Before you leave home, find two sheets of iron, either square or round, flat or corrugated, one slightly bigger than the other. At camp, dig a hole about 50 to 60cm deep and just big enough to accept the smaller sheet of iron. During the evening, do the necessary preparation of your stew – cutting up, peeling, dicing, etc (leave the peeling of the potatoes until morning, and then immerse them in water or they’ll turn black).

Before you go out in the morning, build up a substantial fire of hardwood like kameeldoring or leadwood, and when you have a good heap of glowing coals, scrape some aside and get your stew going (braise the onions, meat, etc add the tomatoes and other ingredients to the pot, and bring it to the boil for a while). Then shovel a bed of glowing coals into the hole and spread them evenly. Now place the smaller sheet of iron over the coals and stand your driepoot cast-iron pot containing your stew (with plenty of liquid in it – beer, water, whatever, and with its lid on) on the iron. Place the larger sheet of iron over the top of the hole, heap glowing coals onto the upper iron, spread them, then heap a good layer of sand on top of the coals (completely cover them).

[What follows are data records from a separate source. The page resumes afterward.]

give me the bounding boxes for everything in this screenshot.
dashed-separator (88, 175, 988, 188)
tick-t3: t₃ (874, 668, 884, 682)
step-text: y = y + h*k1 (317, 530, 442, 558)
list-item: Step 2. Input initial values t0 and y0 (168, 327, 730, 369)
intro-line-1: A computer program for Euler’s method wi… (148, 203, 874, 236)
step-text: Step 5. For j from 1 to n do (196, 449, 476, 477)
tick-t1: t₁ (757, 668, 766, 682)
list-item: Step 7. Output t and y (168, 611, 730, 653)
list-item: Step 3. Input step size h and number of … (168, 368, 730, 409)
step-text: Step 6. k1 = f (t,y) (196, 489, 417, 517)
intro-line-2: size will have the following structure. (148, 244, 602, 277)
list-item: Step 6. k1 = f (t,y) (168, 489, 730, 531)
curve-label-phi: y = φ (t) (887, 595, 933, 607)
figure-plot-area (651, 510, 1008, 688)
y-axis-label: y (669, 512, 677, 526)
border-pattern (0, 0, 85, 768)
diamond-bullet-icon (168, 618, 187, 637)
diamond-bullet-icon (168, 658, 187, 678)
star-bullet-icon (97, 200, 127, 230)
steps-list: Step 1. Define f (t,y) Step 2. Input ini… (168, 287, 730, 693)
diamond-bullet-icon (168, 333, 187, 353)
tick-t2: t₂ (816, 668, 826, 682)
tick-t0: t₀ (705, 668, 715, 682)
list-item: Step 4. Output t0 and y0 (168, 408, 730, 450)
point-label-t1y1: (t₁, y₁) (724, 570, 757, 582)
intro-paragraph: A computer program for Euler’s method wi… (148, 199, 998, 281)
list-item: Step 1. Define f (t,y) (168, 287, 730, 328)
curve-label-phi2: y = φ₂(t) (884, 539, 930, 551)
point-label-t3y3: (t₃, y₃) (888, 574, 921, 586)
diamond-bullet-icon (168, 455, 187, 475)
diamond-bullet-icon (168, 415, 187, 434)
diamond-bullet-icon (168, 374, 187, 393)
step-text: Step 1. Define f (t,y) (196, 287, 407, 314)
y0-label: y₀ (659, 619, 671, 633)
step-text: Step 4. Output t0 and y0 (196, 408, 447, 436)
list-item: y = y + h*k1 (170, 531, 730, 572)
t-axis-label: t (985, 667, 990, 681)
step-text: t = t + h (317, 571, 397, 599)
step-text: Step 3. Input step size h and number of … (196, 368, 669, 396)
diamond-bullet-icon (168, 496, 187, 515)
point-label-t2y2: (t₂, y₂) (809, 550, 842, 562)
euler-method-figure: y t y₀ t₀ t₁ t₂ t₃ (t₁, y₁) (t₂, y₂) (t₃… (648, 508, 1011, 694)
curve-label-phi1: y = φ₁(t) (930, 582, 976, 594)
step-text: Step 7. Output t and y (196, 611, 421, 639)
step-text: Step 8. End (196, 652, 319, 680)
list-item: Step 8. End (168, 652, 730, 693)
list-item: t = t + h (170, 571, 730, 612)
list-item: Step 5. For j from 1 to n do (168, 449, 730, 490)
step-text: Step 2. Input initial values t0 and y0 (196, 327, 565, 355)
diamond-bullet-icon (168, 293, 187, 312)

Now kill the main fire and go hunting. The coals in the gatoond and under the sand will stay hot enough to slow-cook the stew all day at a temperature high enough to prevent botulism. Ensure that it simmers for another half hour or so before serving. For a really good stew recipe, refer to “The Secret of Venison Stew” (Magnum Sept ’03 edition).

Finally, springbuck can be successfully braaied. My pièce de résistance is a whole springbuck shoulder braaied slowly over low hardwood coals. You have probably heard it said that venison just cannot be braaied, as it is too dry. For the most part that is true, but there are notable exceptions (eland T-bones are one) and springbuck shoulder is the most notable. Don’t salt it; spice it if you wish, or just lay it on the rooster as is –whole, do not cut it up. Do it slowly, but don’t overdo it. It will be just as juicy and succulent – and very tasty – as anything you could wish for.

You can also braai springbuck chops, but you have to be willing to butcher the carcass in camp and cut the spine up into chops (which is very hard work with a hand-saw). Don’t split the spine up the centre – just saw it into ‘butterfly’ chops (each chop has two ‘wings’ with two ribs). Spice these to taste (don’t salt them until cooked) then cover them with a layer of cooking oil and soak for two or three hours. Then briefly braai them (don’t dry them out). It makes for a very smoky braai, but it’s worth the trouble if you are out of other meat.